Non-Surgical Treatment Options
Medication management and radiation therapy are used as alternatives or complementary treatments to surgical removal of pituitary tumors. Drug therapy is particularly effective for certain functional tumors, often serving as the first-line treatment.
Medication Management
Prolactinomas, which secrete excess prolactin, are usually treated with dopamine agonists like cabergoline or bromocriptine, which can shrink the tumor and normalize prolactin levels without the need for surgery. For tumors that secrete growth hormone or ACTH, medications such as somatostatin analogs can be used to decrease hormone production. Medication can also be used to block the effects of excess hormones in the body, such as drugs that inhibit cortisol production in Cushing’s disease.
Radiation Therapy
Radiation therapy is another non-surgical option, most often used for tumors that remain after surgery, those that recur, or those that cannot be safely removed. Highly focused techniques, such as Stereotactic Radiosurgery (SRS) or Gamma Knife, deliver a high dose of radiation precisely to the tumor area, minimizing damage to surrounding healthy brain tissue. This treatment works by damaging the tumor cells’ DNA, stopping their growth or eventually destroying them, although the effect on tumor control or hormone production can take months to years to fully manifest.
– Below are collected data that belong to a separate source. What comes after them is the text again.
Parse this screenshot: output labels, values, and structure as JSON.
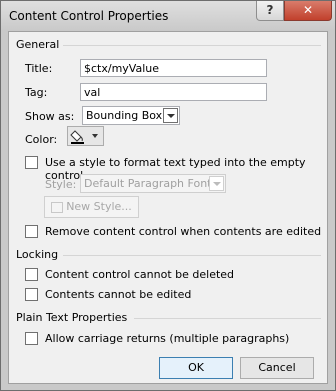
{
  "window": {
    "title": "Content Control Properties",
    "help_glyph": "?",
    "close_glyph": "✕"
  },
  "general": {
    "heading": "General",
    "title_label": "Title:",
    "title_value": "$ctx/myValue",
    "tag_label": "Tag:",
    "tag_value": "val",
    "showas_label": "Show as:",
    "showas_value": "Bounding Box",
    "color_label": "Color:",
    "use_style_label": "Use a style to format text typed into the empty control",
    "style_label": "Style:",
    "style_value": "Default Paragraph Font",
    "new_style_label": "New Style...",
    "remove_label": "Remove content control when contents are edited"
  },
  "locking": {
    "heading": "Locking",
    "cannot_delete_label": "Content control cannot be deleted",
    "cannot_edit_label": "Contents cannot be edited"
  },
  "plain_text": {
    "heading": "Plain Text Properties",
    "carriage_label": "Allow carriage returns (multiple paragraphs)"
  },
  "buttons": {
    "ok": "OK",
    "cancel": "Cancel"
  }
}
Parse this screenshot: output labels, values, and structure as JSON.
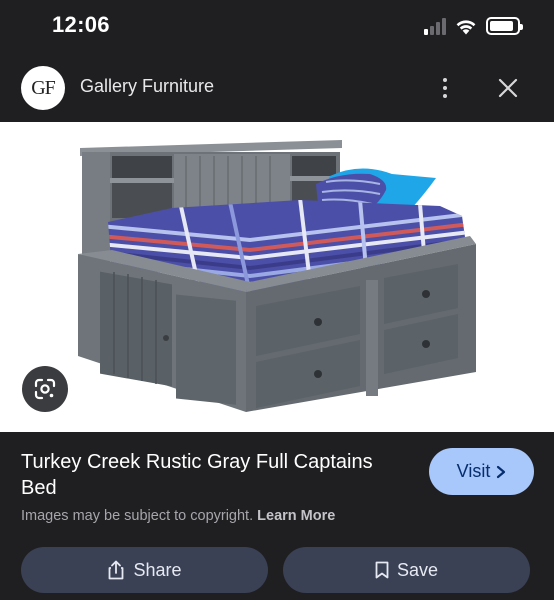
{
  "status_bar": {
    "time": "12:06",
    "signal_bars_active": 1,
    "battery_level": 0.9
  },
  "header": {
    "logo_text": "GF",
    "site_name": "Gallery Furniture"
  },
  "image": {
    "icons": [
      "google-lens-icon"
    ]
  },
  "product": {
    "title": "Turkey Creek Rustic Gray Full Captains Bed",
    "visit_label": "Visit",
    "copyright_text": "Images may be subject to copyright.",
    "learn_more_label": "Learn More"
  },
  "actions": {
    "share_label": "Share",
    "save_label": "Save"
  },
  "colors": {
    "background": "#1f1f22",
    "visit_button": "#a8c7fa",
    "action_button": "#3a4154",
    "comforter": "#4c4fa8",
    "pillow": "#1fa6e8",
    "wood": "#6f757a"
  }
}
Recovery and Long-Term Follow-Up
The recovery period following pituitary surgery varies depending on the approach, with a typical hospital stay of two to three days after transsphenoidal surgery. Patients may experience temporary side effects like sinus congestion, fatigue, or altered taste and smell for a few weeks. Surgeons generally advise patients to avoid blowing their nose for several weeks.
A central component of long-term care is endocrine monitoring, which involves regular blood tests to check hormone levels. The pituitary gland’s function may be temporarily or permanently compromised after treatment, potentially leading to a deficiency in one or more hormones. Patients often require hormone replacement therapy, such as hydrocortisone for cortisol deficiency or thyroid hormone.
Lifelong follow-up is recommended for most patients, involving regular appointments with an endocrinologist and neurosurgeon. Imaging, typically with magnetic resonance imaging (MRI), is performed periodically in the months and years following treatment to monitor for any tumor recurrence or regrowth.